Escucha este artículo
Audio generado con IA de Google
0:00
/
0:00
¿Cómo los maestros y sus métodos de cátedra se involucran en la educación para la paz? Colombia tiene un largo trecho que recorrer, teniendo en cuenta que persisten estigmas y daños que la guerra deja en la academia y sus educadores que abordan estas temáticas. Conocer la historia de nuestras violencias no es suficiente, pero sí es un paso necesario para que dejemos de repetirlas, con respeto hacia quienes hablan sobre ellas.
En vez de reforzar estigmas y avivar cacerías de brujas desde los micrófonos y las redes sociales, deberíamos debatir cómo incluir en la educación de los adolescentes y jóvenes las certezas que ya tenemos sobre esta cruenta guerra.

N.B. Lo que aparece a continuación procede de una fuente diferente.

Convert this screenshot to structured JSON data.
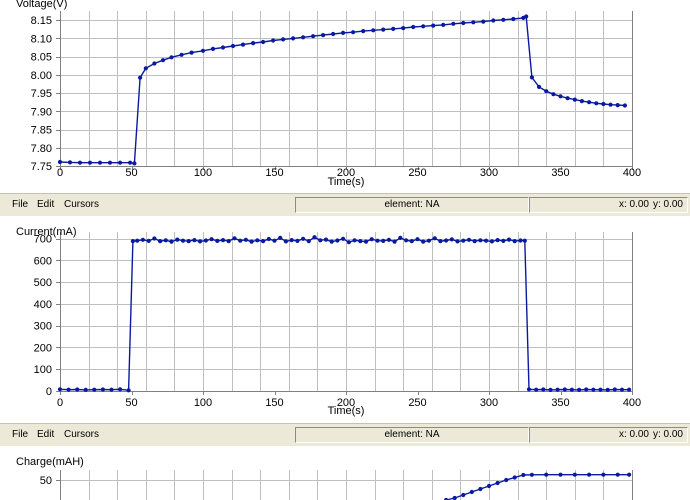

Desde hace cuatro años soy profesor de la asignatura Periodismo de Paz en una universidad en Bogotá. Parte de la clase se centra en explicar el desarrollo del conflicto armado en los últimos sesenta años y los actores responsables, entre los que se encuentran las guerrillas y los paramilitares, pero también los agentes del Estado, actores políticos y económicos. En palabras de un sector político y algunos colegas, básicamente, me dedico a ‘adoctrinar’ a mis estudiantes.
Mi clase, digamos, no tiene un contenido novedoso. Cualquier colombiano que quiera investigar por su cuenta, puede encontrar gran cantidad de material periodístico, académico y sentencias judiciales que dibujan la evolución del conflicto, y la clara participación de actores del establecimiento en violaciones a los derechos humanos. Pero es información que apenas circula en una burbuja muy limitada: muchísimos colombianos no tienen la menor idea de las responsabilidades probadas detrás de la violencia.

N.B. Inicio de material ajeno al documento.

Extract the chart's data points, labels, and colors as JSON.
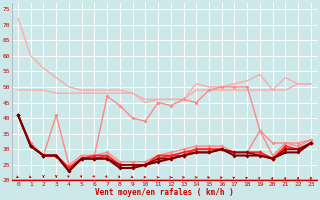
{
  "x": [
    0,
    1,
    2,
    3,
    4,
    5,
    6,
    7,
    8,
    9,
    10,
    11,
    12,
    13,
    14,
    15,
    16,
    17,
    18,
    19,
    20,
    21,
    22,
    23
  ],
  "series": [
    {
      "values": [
        72,
        60,
        56,
        53,
        50,
        49,
        49,
        49,
        49,
        48,
        45,
        46,
        46,
        46,
        51,
        50,
        50,
        51,
        52,
        54,
        49,
        53,
        51,
        51
      ],
      "color": "#ffaaaa",
      "lw": 1.0,
      "marker": null,
      "ms": 0
    },
    {
      "values": [
        49,
        49,
        49,
        48,
        48,
        48,
        48,
        48,
        48,
        48,
        46,
        46,
        46,
        46,
        49,
        49,
        49,
        49,
        49,
        49,
        49,
        49,
        51,
        51
      ],
      "color": "#ffaaaa",
      "lw": 1.0,
      "marker": null,
      "ms": 0
    },
    {
      "values": [
        41,
        32,
        28,
        41,
        25,
        28,
        28,
        47,
        44,
        40,
        39,
        45,
        44,
        46,
        45,
        49,
        50,
        50,
        50,
        36,
        32,
        32,
        32,
        33
      ],
      "color": "#ff8888",
      "lw": 1.0,
      "marker": "D",
      "ms": 2.0
    },
    {
      "values": [
        41,
        32,
        28,
        28,
        24,
        28,
        28,
        29,
        26,
        26,
        26,
        28,
        29,
        30,
        31,
        31,
        31,
        29,
        29,
        36,
        28,
        32,
        31,
        33
      ],
      "color": "#ff8888",
      "lw": 1.0,
      "marker": "D",
      "ms": 2.0
    },
    {
      "values": [
        41,
        31,
        28,
        28,
        24,
        27,
        28,
        28,
        25,
        25,
        25,
        28,
        28,
        29,
        30,
        30,
        30,
        29,
        29,
        29,
        27,
        31,
        30,
        32
      ],
      "color": "#ff2222",
      "lw": 1.2,
      "marker": "D",
      "ms": 2.0
    },
    {
      "values": [
        41,
        31,
        28,
        28,
        24,
        27,
        27,
        28,
        25,
        25,
        25,
        27,
        28,
        28,
        30,
        30,
        30,
        29,
        29,
        29,
        27,
        30,
        30,
        32
      ],
      "color": "#ff2222",
      "lw": 1.2,
      "marker": "D",
      "ms": 2.0
    },
    {
      "values": [
        41,
        31,
        28,
        28,
        23,
        27,
        27,
        27,
        25,
        25,
        25,
        27,
        27,
        28,
        29,
        29,
        30,
        29,
        29,
        28,
        27,
        30,
        30,
        32
      ],
      "color": "#990000",
      "lw": 1.2,
      "marker": "D",
      "ms": 2.0
    },
    {
      "values": [
        41,
        31,
        28,
        28,
        23,
        27,
        27,
        27,
        24,
        24,
        25,
        26,
        27,
        28,
        29,
        29,
        30,
        28,
        28,
        28,
        27,
        29,
        29,
        32
      ],
      "color": "#770000",
      "lw": 1.5,
      "marker": "D",
      "ms": 2.0
    }
  ],
  "xlabel": "Vent moyen/en rafales ( km/h )",
  "ylim": [
    20,
    77
  ],
  "yticks": [
    20,
    25,
    30,
    35,
    40,
    45,
    50,
    55,
    60,
    65,
    70,
    75
  ],
  "xticks": [
    0,
    1,
    2,
    3,
    4,
    5,
    6,
    7,
    8,
    9,
    10,
    11,
    12,
    13,
    14,
    15,
    16,
    17,
    18,
    19,
    20,
    21,
    22,
    23
  ],
  "bg_color": "#cce8e8",
  "grid_color": "#ffffff",
  "tick_color": "#cc0000",
  "label_color": "#cc0000"
}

La ‘verdad’ que se asume ampliamente está llena de estigmas y tiene pocos matices. Una ‘verdad’ hegemónica que insiste en señalar hechos comprobados por la justicia o por serios trabajos académicos que han recogido miles de testimonios de víctimas del conflicto, como simples opiniones políticas. Una ‘verdad’ que se ha construido a partir de un real y disimulado adoctrinamiento basado en el silencio.
Gran parte de los estudiantes se sorprende en la clase. Casi todos tienen cerca de 20 años y muchos no han hablado nunca con una víctima del conflicto armado, en un país con más de siete millones de víctimas. No han tenido un espacio en sus colegios o en sus tempranos años de universidad en el que puedan comprender la forma en que este conflicto ha cambiado durante tantas décadas.
Por ejemplo, nadie les contó cómo a principio de los ochenta confluyeron en el Magdalena Medio los intereses de militares y ganaderos; de narcotraficantes del Cartel de Medellín; de políticos tradicionales que veían amenazados sus feudos por movimientos de izquierda; de algunos campesinos víctimas de las extorsiones de las guerrillas de las Farc o el ELN. Tampoco les contaron cómo todos terminaron creando la máquina de guerra del paramilitarismo que se exportó a varios lugares del país en los ochenta. No son opiniones políticas. Han pasado ya cuarenta años y mucha gente ha contado esta historia, pero pocos la han escuchado.
Yo soy un afortunado. Mis estudiantes son jóvenes con una enorme conciencia social y una gran capacidad de investigación. En cuestión de meses proponen grandes reportajes con focos innovadores, que le aportan a la construcción de una verdad más incluyente. Muchos se han graduado y se han convertido en agudos periodistas de investigación del conflicto armado en diferentes medios.
También soy afortunado porque el estigma del “adoctrinamiento” no me ha representado ningún peligro, hasta ahora. En cambio, esa marca ha justificado la violencia en contra de profesores de colegios y universidades desde hace décadas en casi todo el país.
Al menos 1.579 maestros han sido víctimas dentro del conflicto armado desde finales de los cincuenta, según un estudio de la investigadora Marcela Bautista, para la Fundación Compartir, con información del Centro Nacional de Memoria Histórica. Este informe señala que al menos 200 fueron desaparecidos y 1.063 fueron asesinados.
Un rostro detrás de estas cifras es el de Blanca Adelaida Ortiz, profesora indígena awá, asesinada en una masacre el 9 de agosto de 2006, junto a otros cuatro miembros de su comunidad, en Barbacoas, Nariño. Militares los presentaron como guerrilleros, muertos en combate.
En vez de reforzar estigmas y avivar cacerías de brujas desde los micrófonos y las redes sociales, deberíamos debatir cómo incluir en la educación de los adolescentes y jóvenes las certezas que ya tenemos sobre esta cruenta guerra. Conocer la historia de nuestras violencias no es suficiente, pero sí es un paso necesario para que dejemos de repetirlas.